I think this local hand wringing is misdirected. If any Knick is being overlooked it’s David Lee. He’s the only Knick who averages a double-double (points and rebounds). He has been among the league’s top 10 rebounders all season and the NBA’s number 1 offensive rebounder most of the season. Among all top rebounders, he plays the least minutes by far. Imagine what David Lee could do if he played more. I guess it’s tough for a guy to make the all-star team when don’t give him a starting job on his own team.

SULLIVAN: After that polemic on Vegas and gambling I feel like I am stuck in some 1960’s Rat Pack soap opera that you are directing. Let us start off with the fact that the NBA All Star game is nothing but a big yawn. The rose is off the bloom. Last year, when they let Mighty Mite Nate Robinson win the Slam Dunk contest (after missing over a dozen dunks), the NBA was trying to re-create the mid-’80s magic of Spud Webb.

Actually, that is what the NBA is stuck in: a mid-to-late ’80s funk. David Stern longs for the glory days of Michael Jordan, Larry Bird, Magic Johnson and the Show Time Lakers. Stern is so desperate with these new jacks playing in the NBA he actually misses the once hated Bad Boys of Detroit and longs to cuddle with Dennis Rodman and Bill Lambier.

In a better time, Curry and Lee may well have been All Stars. They are both “on the bubble” players, and if they made it, no one would complain. I love David Lee. He plays ball like a man possessed. Curry needs to shed a few more pounds, but he is the best offensive weapon the Knicks have had in years, and is quite the player.

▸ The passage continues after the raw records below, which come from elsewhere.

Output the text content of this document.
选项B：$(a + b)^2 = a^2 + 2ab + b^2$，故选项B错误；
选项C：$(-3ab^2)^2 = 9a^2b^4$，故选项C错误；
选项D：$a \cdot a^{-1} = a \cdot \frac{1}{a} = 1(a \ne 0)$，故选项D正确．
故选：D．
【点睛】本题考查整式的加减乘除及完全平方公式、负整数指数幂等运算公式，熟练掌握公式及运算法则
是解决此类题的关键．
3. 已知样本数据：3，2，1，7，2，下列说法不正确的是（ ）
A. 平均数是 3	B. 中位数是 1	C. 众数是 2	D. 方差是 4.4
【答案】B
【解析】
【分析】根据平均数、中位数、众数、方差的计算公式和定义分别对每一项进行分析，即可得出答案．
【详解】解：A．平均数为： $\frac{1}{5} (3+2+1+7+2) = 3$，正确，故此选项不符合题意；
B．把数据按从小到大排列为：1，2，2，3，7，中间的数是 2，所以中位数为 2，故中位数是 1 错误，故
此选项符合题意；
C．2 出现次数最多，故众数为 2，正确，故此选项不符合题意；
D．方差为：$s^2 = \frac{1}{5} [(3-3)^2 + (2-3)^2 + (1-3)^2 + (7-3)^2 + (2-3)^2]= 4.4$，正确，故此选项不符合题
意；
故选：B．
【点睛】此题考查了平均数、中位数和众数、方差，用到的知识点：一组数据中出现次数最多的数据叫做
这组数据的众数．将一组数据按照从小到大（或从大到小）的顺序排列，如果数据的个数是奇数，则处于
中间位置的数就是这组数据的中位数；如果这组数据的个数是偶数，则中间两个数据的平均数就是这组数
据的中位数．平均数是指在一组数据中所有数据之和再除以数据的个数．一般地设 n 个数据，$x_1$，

But to say either one is not on the All Star team because of Larry Brown is just plain silly. Brown has few friends in the league, just like Isiah. They are both despised, and with good reason. So the Knicks have no player on the All Star team and again New York is suffering from a brutal basketball season. Has February ever felt longer for New York sports fans?

HOLLANDER: Well, there’s always the Caribbean World Series. And, there’s apparently plenty of action at Italian soccer games. You look like you’ve weathered your share of hooligan-related incidents, C.J. Why not catch a face full of mace at a soccer stadium in Milan? That’ll keep you interested in February.

But you’ve got to love the NBA field trip to Vegas on TNT. Charles Barkley freely admits to having a huge gambling habit. He recently boasted of his Super Bowl $700,000 betting windfall on “the Colts and blackjack.” How great would it be to see Barkley, Ernie Johnson and Kenny “the Jet” Smith setting up the studio set right under the board at Caesar’s? Barkley—with a KINO card in one hand a cocktail waitress in the other.

As for snubbing the Knicks, well, that’s where it’s at for Madison Square Garden’s only basketball team. They’re a bad team with a bleak future. Looking for good or just watchable NBA basketball? Go west young man.

SULLIVAN: Yes, Barkley won $700,000 betting on the Colts, the team I wisely told our readers to bet on while you bored them with your lockstep pick of the Bears. When will you ever learn, Hollander, you’re over your head in this column. I carry you every week.

To spice up the NBA All Star weekend held in the nether reaches of Lost Wages, and not one Knick on the damn team, I decided that I would name the All Time New York Team. Eight of my picks were voted as the 50 Best NBA Players of All Time. New York owns basketball and it is about time we reclaimed it.

FIRST TEAM
C) Kareem Abdul Jabbar
F) Bernard King
F) Julius Ervin
G) Chris Mullin
G) Tiny Archibald

SECOND TEAM
C) Connie Hawkins
F) Ron Artest
F) Billy Cunnigham
G) Lenny Wilkins
G) Stephon Marbury

Look at that team. I know you have a problem with Marbury (as do I), but you put him in with those rocks and he would toe the line. Damn the All Star game and freezing out the Knicks. In my mind, New York will always rule the hardwood.